Stopped by Michael's hobby store a while back and came across this 1:32 scale Monogram Snap Tite kit of a Mack "R" Conventional and Fruehauf Tanker (#85-1961). The box had been opened and a few parts had already been put together. The price was enticing though. Regularly twenty five bucks at retail but this one was marked down to six fifty with some missing parts. At the counter the clerk said four bucks after I showed him the sticker indicating the missing parts! 

Spending time to detail this kit was definitely worth the effort. I started by painting the interior of the sleeper although it cannot be seen unless the two side windows are cut open which I thought about doing AFTER the cab was assembled. Blackwashing the grille helped a lot as well as "chroming" various parts with a silver marker. All the graphics are stickers and are not water slide decals. These are sort of hard to work with and are not as presentable as water slides, leaving unsightly edges if not trimmed closely to the art and clearly showing fingerprints if not carefully handled.

For folks familiar with the modest size of 1:32 scale automobiles, this big rig will surprise you, measuring almost a full two feet in length.

Thanks for looking...


----------



## JERSEYJUNKER1 (Jul 22, 2007)

damn nice truck. i like everything about it. with the right backround could pass as 1:1 great job.:dude:


----------



## whiskeyrat (May 7, 2012)

JERSEYJUNKER1 said:


> damn nice truck. i like everything about it. with the right backround could pass as 1:1 great job.:dude:


Agreed! from what I can see the only thing missing would be the air lines from the tractor to the trailer, and it would be perfect!


----------



## Bandit17 (Jan 25, 2010)

Great job! 
Agreed, it looks like a 1:1


----------



## chippmunk53 (Oct 9, 2013)

But I never understood why the manufacturers of tank trailers never included front fenders for the trailers, or even suggested that the tractor have covered rear wheels, just mud flaps.
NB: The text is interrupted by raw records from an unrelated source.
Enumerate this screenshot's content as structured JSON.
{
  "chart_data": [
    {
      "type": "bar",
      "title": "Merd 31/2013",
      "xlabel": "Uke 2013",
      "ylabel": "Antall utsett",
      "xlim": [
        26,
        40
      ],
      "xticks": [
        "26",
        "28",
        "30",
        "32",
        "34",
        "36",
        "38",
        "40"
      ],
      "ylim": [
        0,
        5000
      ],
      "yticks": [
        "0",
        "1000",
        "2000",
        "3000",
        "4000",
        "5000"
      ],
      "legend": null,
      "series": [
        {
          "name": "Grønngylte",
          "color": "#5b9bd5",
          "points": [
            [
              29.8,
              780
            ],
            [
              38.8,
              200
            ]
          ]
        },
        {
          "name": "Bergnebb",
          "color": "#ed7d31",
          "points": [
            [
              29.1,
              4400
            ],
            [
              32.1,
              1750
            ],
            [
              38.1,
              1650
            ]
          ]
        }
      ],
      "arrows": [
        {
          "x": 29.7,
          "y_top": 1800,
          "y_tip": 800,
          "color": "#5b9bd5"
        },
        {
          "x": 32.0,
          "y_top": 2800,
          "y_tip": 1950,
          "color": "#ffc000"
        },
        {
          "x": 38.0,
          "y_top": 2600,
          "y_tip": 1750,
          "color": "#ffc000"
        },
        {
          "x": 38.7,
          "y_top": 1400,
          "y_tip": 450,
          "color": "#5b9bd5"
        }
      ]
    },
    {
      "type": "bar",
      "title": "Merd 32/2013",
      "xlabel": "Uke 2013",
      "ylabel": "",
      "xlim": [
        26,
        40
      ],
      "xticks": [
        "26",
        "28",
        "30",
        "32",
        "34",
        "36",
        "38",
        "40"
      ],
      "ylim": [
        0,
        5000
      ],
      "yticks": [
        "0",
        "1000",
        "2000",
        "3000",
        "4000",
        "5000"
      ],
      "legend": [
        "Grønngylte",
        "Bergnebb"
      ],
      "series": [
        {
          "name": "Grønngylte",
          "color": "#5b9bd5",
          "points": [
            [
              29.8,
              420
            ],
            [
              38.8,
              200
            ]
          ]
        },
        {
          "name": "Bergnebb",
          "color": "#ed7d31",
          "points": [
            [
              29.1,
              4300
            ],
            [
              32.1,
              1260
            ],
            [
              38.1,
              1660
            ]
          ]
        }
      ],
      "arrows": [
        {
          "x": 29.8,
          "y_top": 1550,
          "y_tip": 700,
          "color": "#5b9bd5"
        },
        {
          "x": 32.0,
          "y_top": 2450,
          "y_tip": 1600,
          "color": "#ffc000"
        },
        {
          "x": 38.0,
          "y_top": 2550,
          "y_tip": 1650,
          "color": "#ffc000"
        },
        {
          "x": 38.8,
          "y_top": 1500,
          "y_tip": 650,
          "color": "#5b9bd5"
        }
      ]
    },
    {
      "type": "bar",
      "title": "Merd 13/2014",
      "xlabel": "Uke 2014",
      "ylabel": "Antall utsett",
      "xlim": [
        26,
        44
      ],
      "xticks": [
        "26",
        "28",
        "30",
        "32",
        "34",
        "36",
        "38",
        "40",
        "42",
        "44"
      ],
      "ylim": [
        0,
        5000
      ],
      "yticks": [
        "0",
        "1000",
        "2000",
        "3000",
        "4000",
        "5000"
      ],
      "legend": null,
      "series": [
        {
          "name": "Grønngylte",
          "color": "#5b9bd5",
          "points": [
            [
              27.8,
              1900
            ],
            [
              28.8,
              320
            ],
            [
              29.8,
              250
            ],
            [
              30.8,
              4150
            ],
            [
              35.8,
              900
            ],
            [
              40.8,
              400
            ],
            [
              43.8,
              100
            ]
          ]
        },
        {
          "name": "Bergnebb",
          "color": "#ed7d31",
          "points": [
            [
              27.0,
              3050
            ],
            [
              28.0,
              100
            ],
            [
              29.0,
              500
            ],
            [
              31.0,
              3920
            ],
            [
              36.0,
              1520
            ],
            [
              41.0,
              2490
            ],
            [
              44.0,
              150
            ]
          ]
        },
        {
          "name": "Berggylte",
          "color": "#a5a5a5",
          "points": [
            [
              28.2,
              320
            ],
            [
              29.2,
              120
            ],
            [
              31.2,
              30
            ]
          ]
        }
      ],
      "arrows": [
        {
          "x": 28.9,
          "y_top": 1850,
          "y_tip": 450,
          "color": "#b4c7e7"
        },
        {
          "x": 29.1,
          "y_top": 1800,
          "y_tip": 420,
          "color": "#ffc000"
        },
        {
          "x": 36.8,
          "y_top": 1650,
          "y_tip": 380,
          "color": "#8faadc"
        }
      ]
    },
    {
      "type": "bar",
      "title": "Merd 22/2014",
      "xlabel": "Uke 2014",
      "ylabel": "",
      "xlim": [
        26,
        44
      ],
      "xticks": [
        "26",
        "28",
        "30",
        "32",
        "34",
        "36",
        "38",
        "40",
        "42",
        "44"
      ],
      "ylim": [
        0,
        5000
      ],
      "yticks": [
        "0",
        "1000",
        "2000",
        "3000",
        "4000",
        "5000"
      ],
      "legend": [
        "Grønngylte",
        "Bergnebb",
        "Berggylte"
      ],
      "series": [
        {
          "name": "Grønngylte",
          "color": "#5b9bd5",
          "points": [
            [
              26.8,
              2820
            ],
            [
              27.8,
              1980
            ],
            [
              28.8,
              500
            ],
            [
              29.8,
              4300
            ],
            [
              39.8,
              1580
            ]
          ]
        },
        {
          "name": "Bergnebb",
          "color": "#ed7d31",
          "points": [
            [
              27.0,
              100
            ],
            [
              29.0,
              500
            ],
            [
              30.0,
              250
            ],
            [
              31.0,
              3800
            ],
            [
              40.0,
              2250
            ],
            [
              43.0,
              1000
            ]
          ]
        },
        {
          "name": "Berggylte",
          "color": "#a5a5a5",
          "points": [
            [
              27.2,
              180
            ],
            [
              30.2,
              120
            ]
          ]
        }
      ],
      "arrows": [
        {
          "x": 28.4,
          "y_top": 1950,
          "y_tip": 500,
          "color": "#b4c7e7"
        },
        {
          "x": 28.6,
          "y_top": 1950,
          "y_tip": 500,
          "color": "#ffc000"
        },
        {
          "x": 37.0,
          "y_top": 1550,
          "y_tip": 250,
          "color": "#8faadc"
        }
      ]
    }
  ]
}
Simple fenders can be very easily added -- a couple pieces of plastic angle, a few sections of corrugated Evergreen sheet, and voila!

I am glad to see that this model has the correct elliptical shape for the tank. According to DOT rules, flammable liquids must be transported in tanks with an ovoid cross-section.


----------



## vypurr59 (Sep 25, 2011)

Great Looking, and Great Price. Kudos and Well Done!!!!


----------



## CarCrazyDiecast (Jan 11, 2007)

Thanks for all the kind comments. That makes me feel good about the quality of the work that was done. I appreciate it.


----------



## -Hemi- (May 5, 2014)

Nice build for a snap-tite model.....I too thought for the first pic, that it was 1:1....

NICE work!

The only part of modeling I don't get, is why the no engine details? I know for kids it makes them easier and less time is needed for assembly but....I just find and always have found, engine builds to be the most fun, no matter how big or small!


----------